Tinta Media - Presiden Asosiasi Ahli Pidana (AAPI) Dr. Muhammad Taufik, S.H., M.H. menegaskan bahwa disahkannya Rancangan Kitab Undang-undang Hukum Pidana (RKUHP) itu adalah sesuatu yang dipaksakan.
“Mereka akan mengesahkan rancangan undang-undang hukum pidana itu adalah sesuatu yang dipaksakan,” tegasnya dalam Perspektif PKAD: RKUHP Segera Disahkan, Selamat Datang Rezim Otoriter??!!!, Selasa (6/12/2022) di kanal Youtube Pusat Kajian Analisis dan Data.
Menurutnya, dengan melihat proses pembuatan hukumnya, law making, prosesnya ini sama sekali unhistoris. “Sepertinya bertolak belakang dengan asas umum dari ketika ada satu peraturan khusus, peraturan umum itu dilangkahi,” tuturnya.

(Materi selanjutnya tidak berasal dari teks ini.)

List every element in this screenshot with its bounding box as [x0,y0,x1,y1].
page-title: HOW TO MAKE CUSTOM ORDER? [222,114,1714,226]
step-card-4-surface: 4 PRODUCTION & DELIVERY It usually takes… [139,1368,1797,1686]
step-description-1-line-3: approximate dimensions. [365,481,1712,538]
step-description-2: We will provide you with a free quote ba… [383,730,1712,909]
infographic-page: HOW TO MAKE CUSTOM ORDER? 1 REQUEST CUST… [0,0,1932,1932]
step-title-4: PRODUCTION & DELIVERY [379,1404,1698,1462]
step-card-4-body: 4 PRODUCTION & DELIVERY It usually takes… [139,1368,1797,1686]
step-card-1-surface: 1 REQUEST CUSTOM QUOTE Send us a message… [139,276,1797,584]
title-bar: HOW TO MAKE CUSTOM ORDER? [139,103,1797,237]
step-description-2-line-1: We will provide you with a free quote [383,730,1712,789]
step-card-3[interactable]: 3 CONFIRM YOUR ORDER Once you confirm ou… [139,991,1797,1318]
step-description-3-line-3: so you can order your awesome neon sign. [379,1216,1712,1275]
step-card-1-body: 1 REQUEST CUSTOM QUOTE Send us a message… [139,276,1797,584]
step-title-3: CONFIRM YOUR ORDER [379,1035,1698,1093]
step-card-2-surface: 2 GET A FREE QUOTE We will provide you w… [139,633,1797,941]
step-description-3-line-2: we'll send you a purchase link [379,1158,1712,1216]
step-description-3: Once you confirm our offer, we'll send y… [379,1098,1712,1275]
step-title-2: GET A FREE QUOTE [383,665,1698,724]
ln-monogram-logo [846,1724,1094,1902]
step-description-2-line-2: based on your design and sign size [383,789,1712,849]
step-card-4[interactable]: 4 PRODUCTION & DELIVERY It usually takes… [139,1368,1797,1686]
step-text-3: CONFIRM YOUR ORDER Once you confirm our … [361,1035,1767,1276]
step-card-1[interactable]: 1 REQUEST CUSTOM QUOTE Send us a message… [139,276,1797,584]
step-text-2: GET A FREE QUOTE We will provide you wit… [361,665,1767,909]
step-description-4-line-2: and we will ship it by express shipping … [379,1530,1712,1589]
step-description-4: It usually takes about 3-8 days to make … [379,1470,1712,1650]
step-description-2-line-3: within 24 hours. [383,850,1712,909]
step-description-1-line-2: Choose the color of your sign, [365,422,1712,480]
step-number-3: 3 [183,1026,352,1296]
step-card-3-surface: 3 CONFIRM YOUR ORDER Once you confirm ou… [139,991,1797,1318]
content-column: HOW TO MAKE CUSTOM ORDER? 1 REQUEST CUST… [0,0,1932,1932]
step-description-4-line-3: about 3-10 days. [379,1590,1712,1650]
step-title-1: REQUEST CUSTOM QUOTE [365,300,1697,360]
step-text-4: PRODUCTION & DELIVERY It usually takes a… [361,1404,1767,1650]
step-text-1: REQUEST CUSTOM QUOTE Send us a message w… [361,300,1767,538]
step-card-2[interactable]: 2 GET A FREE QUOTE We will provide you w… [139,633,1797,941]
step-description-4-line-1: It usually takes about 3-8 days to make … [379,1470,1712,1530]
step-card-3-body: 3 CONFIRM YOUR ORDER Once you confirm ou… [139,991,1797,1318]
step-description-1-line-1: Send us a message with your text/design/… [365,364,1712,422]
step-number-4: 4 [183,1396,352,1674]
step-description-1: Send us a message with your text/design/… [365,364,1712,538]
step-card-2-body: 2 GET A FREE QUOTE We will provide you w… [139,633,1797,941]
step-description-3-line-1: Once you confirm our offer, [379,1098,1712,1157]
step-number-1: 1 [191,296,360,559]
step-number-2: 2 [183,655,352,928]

Putusan MK No.13-022/PUU-IV/2006 telah menghapus delik-delik pasal penghinaan presiden dari Pasal 134, Pasal 136, dan Pasal 137 KUHP dari semula delik umum siapa pun bisa melaporkan siapa saja yang menghina presiden kemudian di RKUHP ini di ubah menjadi delik aduan. “Hanya orang yang bersangkutan (orang yang menghina presiden) atau presiden saja yang boleh membuat aduan dan sifatnya bukti laporan yang mendukung,” ucapnya.
Ternyata Indonesia mencantumkan pasal penghinaan kepada pejabat kepala negara dan pejabat negara tapi di tahun 2006 pada masa Pak Susilo Bambang Yudhoyono dilakukan koreksi sehingga alhasil tidak disebutkan lagi sebagai delik umum tapi delik aduan. “Kita sudah ada asas lex specialis derogat legi generali yang artinya peraturan khusus mengesampingkan hukum yang berlaku umum. Nah tampaknya asas ini sudah tercerabut. Harusnya Mahkamah Konstitusi (MK) yang mengadili undang-undang di bawah UUD (undang-undang dasar) ternyata bisa dikalahkan oleh DPR,” jelasnya.
Ia mengungkapkan jika berbicara tentang aliran hukum maka ini adalah aliran hukum yang represif yang sudah tidak dikenal di negara Belanda dan negara asal-muasalnya KUHP (Perancis) sudah tidak ada.
“Jadi betul-betul ini menggunakan asas hukum yang dipakai di negara-negara oligarki, sementara kita sudah menggunakan paham progresif,” ungkapnya.
Jika RKUHP ini sudah disahkan, Dr. Taufik menyatakan kesimpulannya bahwa akan final untuk menuju otokrasi, dengan bentuknya monolitik.
“Akan terjadi yang namanya proses kristalisasi presiden itu tiga periode,” ujarnya.
Untuk mempersiapkan tiga periode maka orang-orang yang menolak itu akan diberangus dengan menggunakan pasal-pasal penghinaan pejabat negara. “Dan ini tidak pernah ditemukan di rumusan mana pun. Ini seperti daftar pesanan makanan karena disebutkan di situ pejabat negara itu termasuk jaksa, polisi, dan sebagainya, tidak dikenal di mana pun di dalam UU mana pun gaya UU seperti itu,” kritiknya.
Ia menyebutnya sebagai penyelundupan hukum. Jadi bertolak belakang dengan demokrasi.
“Ini jelas anti demokrasi, pintu awal supaya mulus menyahkan gagasan presiden tiga periode. Karena ini lebih aman di saat negara positif tidak memiliki duit maka yang didorong adalah secepat mungkin mengesahkan RKUHP menjadi KUHP,” pungkasnya. [] Ageng Kartika.